Most consider this a trifle at best, doggerel at worst.


This judgment makes some sense for the mere repetition of a word as “rhyme,” which may indicate a lack of creativity. However, that makes less sense to me for examples like the wordplay in holorime and in the Black Sabbath song. Furthermore, some other languages value identical rhyme, like rime riche in French poetry.


Did identical rhyme fall out of favor at some point, or was it never well-accepted to begin with? Was there any period where it was in fashion in England as in France? Is it considered low poetry for the same reasons that puns are considered low humor in English? Are there forms of English poetry or song where it's more highly regarded – perhaps in limerick or rap, which value wordplay?



Answer



This is a very deep question and I've wondered myself, often, why perfect rhymes sound so awful.
I don't have an answer (let alone the answer). All I have is some pieces.


Item: There is no doubt that such an effect exists, and is predictable and general.
It's similar to the priming that occurs with a ticking clock that jolts us when it stops.


Item: There is significant phonosemantic coherence among the 483 English rimes.
This can provide a semantic "rhyme" to match a phonological one in end rhyme.

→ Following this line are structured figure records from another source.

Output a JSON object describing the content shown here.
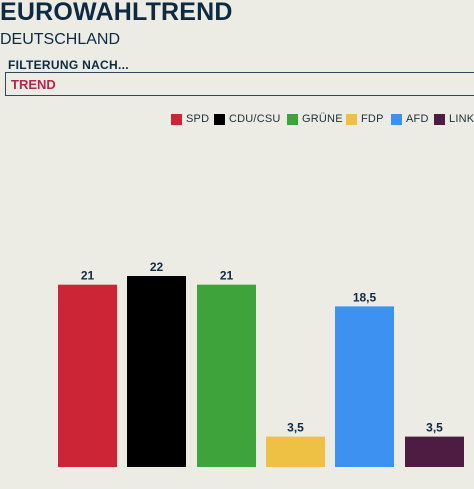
{
  "header": {
    "title": "EUROWAHLTREND",
    "subtitle": "DEUTSCHLAND"
  },
  "filter": {
    "label": "FILTERUNG NACH...",
    "value": "TREND"
  },
  "chart_data": {
    "type": "bar",
    "categories": [
      "SPD",
      "CDU/CSU",
      "GRÜNE",
      "FDP",
      "AFD",
      "LINKE"
    ],
    "values": [
      21,
      22,
      21,
      3.5,
      18.5,
      3.5
    ],
    "value_labels": [
      "21",
      "22",
      "21",
      "3,5",
      "18,5",
      "3,5"
    ],
    "colors": [
      "#cc2536",
      "#000000",
      "#3fa33c",
      "#eec043",
      "#3d91f1",
      "#4e1c42"
    ],
    "grid": false,
    "legend_position": "top-right"
  }
}
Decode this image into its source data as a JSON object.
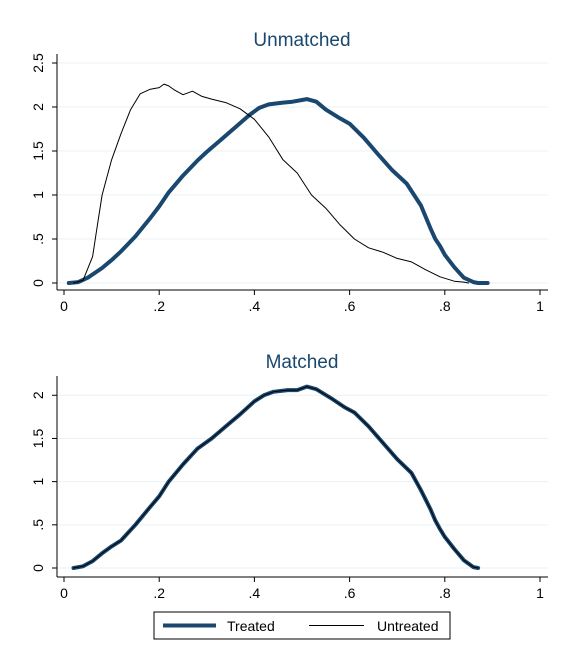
{
  "chart_data": [
    {
      "type": "line",
      "title": "Unmatched",
      "xlabel": "",
      "ylabel": "",
      "xlim": [
        0,
        1
      ],
      "ylim": [
        0,
        2.5
      ],
      "x_ticks": [
        {
          "value": 0,
          "label": "0"
        },
        {
          "value": 0.2,
          "label": ".2"
        },
        {
          "value": 0.4,
          "label": ".4"
        },
        {
          "value": 0.6,
          "label": ".6"
        },
        {
          "value": 0.8,
          "label": ".8"
        },
        {
          "value": 1,
          "label": "1"
        }
      ],
      "y_ticks": [
        {
          "value": 0,
          "label": "0"
        },
        {
          "value": 0.5,
          "label": ".5"
        },
        {
          "value": 1,
          "label": "1"
        },
        {
          "value": 1.5,
          "label": "1.5"
        },
        {
          "value": 2,
          "label": "2"
        },
        {
          "value": 2.5,
          "label": "2.5"
        }
      ],
      "grid": true,
      "series": [
        {
          "name": "Treated",
          "color": "#1a476f",
          "x": [
            0.01,
            0.03,
            0.05,
            0.08,
            0.1,
            0.12,
            0.15,
            0.18,
            0.2,
            0.22,
            0.25,
            0.28,
            0.3,
            0.33,
            0.36,
            0.39,
            0.41,
            0.43,
            0.46,
            0.48,
            0.5,
            0.51,
            0.53,
            0.55,
            0.58,
            0.6,
            0.63,
            0.66,
            0.69,
            0.72,
            0.75,
            0.77,
            0.78,
            0.79,
            0.8,
            0.82,
            0.84,
            0.86,
            0.87,
            0.89
          ],
          "y": [
            0,
            0.01,
            0.06,
            0.17,
            0.26,
            0.36,
            0.53,
            0.73,
            0.87,
            1.03,
            1.22,
            1.39,
            1.49,
            1.63,
            1.77,
            1.91,
            1.99,
            2.03,
            2.05,
            2.06,
            2.08,
            2.09,
            2.06,
            1.97,
            1.87,
            1.81,
            1.65,
            1.46,
            1.28,
            1.13,
            0.88,
            0.62,
            0.5,
            0.42,
            0.32,
            0.18,
            0.06,
            0.01,
            0,
            0
          ]
        },
        {
          "name": "Untreated",
          "color": "#000000",
          "x": [
            0.02,
            0.04,
            0.06,
            0.07,
            0.08,
            0.1,
            0.12,
            0.14,
            0.16,
            0.18,
            0.2,
            0.21,
            0.22,
            0.23,
            0.25,
            0.27,
            0.29,
            0.31,
            0.34,
            0.37,
            0.4,
            0.43,
            0.46,
            0.49,
            0.52,
            0.55,
            0.58,
            0.61,
            0.64,
            0.67,
            0.7,
            0.73,
            0.76,
            0.79,
            0.82,
            0.84,
            0.85
          ],
          "y": [
            0,
            0.03,
            0.3,
            0.65,
            1.0,
            1.4,
            1.7,
            1.97,
            2.15,
            2.2,
            2.22,
            2.26,
            2.24,
            2.2,
            2.14,
            2.18,
            2.12,
            2.09,
            2.05,
            1.98,
            1.86,
            1.66,
            1.4,
            1.25,
            1.0,
            0.85,
            0.66,
            0.5,
            0.4,
            0.35,
            0.28,
            0.24,
            0.15,
            0.07,
            0.02,
            0.01,
            0
          ]
        }
      ]
    },
    {
      "type": "line",
      "title": "Matched",
      "xlabel": "",
      "ylabel": "",
      "xlim": [
        0,
        1
      ],
      "ylim": [
        0,
        2.2
      ],
      "x_ticks": [
        {
          "value": 0,
          "label": "0"
        },
        {
          "value": 0.2,
          "label": ".2"
        },
        {
          "value": 0.4,
          "label": ".4"
        },
        {
          "value": 0.6,
          "label": ".6"
        },
        {
          "value": 0.8,
          "label": ".8"
        },
        {
          "value": 1,
          "label": "1"
        }
      ],
      "y_ticks": [
        {
          "value": 0,
          "label": "0"
        },
        {
          "value": 0.5,
          "label": ".5"
        },
        {
          "value": 1,
          "label": "1"
        },
        {
          "value": 1.5,
          "label": "1.5"
        },
        {
          "value": 2,
          "label": "2"
        }
      ],
      "grid": true,
      "series": [
        {
          "name": "Treated",
          "color": "#1a476f",
          "x": [
            0.02,
            0.04,
            0.06,
            0.08,
            0.1,
            0.12,
            0.15,
            0.18,
            0.2,
            0.22,
            0.25,
            0.28,
            0.31,
            0.34,
            0.37,
            0.4,
            0.42,
            0.44,
            0.47,
            0.49,
            0.51,
            0.53,
            0.56,
            0.59,
            0.61,
            0.64,
            0.67,
            0.7,
            0.73,
            0.75,
            0.77,
            0.78,
            0.79,
            0.8,
            0.82,
            0.84,
            0.86,
            0.87
          ],
          "y": [
            0,
            0.02,
            0.08,
            0.17,
            0.25,
            0.32,
            0.5,
            0.7,
            0.83,
            1.0,
            1.2,
            1.38,
            1.5,
            1.64,
            1.78,
            1.93,
            2.0,
            2.04,
            2.06,
            2.06,
            2.1,
            2.07,
            1.97,
            1.86,
            1.8,
            1.64,
            1.45,
            1.26,
            1.1,
            0.9,
            0.68,
            0.55,
            0.45,
            0.36,
            0.22,
            0.09,
            0.01,
            0
          ]
        },
        {
          "name": "Untreated",
          "color": "#000000",
          "x": [
            0.02,
            0.04,
            0.06,
            0.08,
            0.1,
            0.12,
            0.15,
            0.18,
            0.2,
            0.22,
            0.25,
            0.28,
            0.31,
            0.34,
            0.37,
            0.4,
            0.42,
            0.44,
            0.47,
            0.49,
            0.51,
            0.53,
            0.56,
            0.59,
            0.61,
            0.64,
            0.67,
            0.7,
            0.73,
            0.75,
            0.77,
            0.78,
            0.79,
            0.8,
            0.82,
            0.84,
            0.86,
            0.87
          ],
          "y": [
            0,
            0.02,
            0.08,
            0.17,
            0.25,
            0.32,
            0.5,
            0.7,
            0.83,
            1.0,
            1.2,
            1.38,
            1.5,
            1.64,
            1.78,
            1.93,
            2.0,
            2.04,
            2.06,
            2.06,
            2.1,
            2.07,
            1.97,
            1.86,
            1.8,
            1.64,
            1.45,
            1.26,
            1.1,
            0.9,
            0.68,
            0.55,
            0.45,
            0.36,
            0.22,
            0.09,
            0.01,
            0
          ]
        }
      ]
    }
  ],
  "legend": {
    "placement": "bottom-center",
    "items": [
      {
        "label": "Treated",
        "color": "#1a476f",
        "style": "thick"
      },
      {
        "label": "Untreated",
        "color": "#000000",
        "style": "thin"
      }
    ]
  },
  "colors": {
    "title": "#1a476f",
    "grid": "#eaf2f3",
    "axis": "#000000"
  }
}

Item: Rhyming poetry is a modern invention.
There is no known poetic tradition anywhere using end-rime before around 300 AD.


Item: Rhyming poetry reached its zenith in Medieval Latin religious and goliardic poetry,
leading directly to the rhymed Tuscan of Dante, and forgettable attempts at English rhymed epics.


Item: End-rhyme is significantly easier in a suffixal synthetic language, like Latin or Italian,
than in an uninflected analytic language, like English, as John Ciardi points out.




But that's just pieces. What they suggest to me is that there is a significant anticipation set up by a rhyme scheme, just like the anticipation of a clock's ticking that allows us to cancel it out automatically. Until it stops ticking and we're alerted by the unmet prediction. This has the same feel.


I suspect that the psychological effect of rhymed poetry is such that the pleasant effect is mediated by an expectation of a patterned phonological difference, which is not met by absolute phonological identity.


I also suspect that the difficulty of making rhymed poetry in English is a big part of the reason why it's fallen out of favor in official poetry. That, and the rise of popular music, which certainly has lots of uses for rhyme, but is not officially considered poetry, since a lot of people pay a lot of money for it.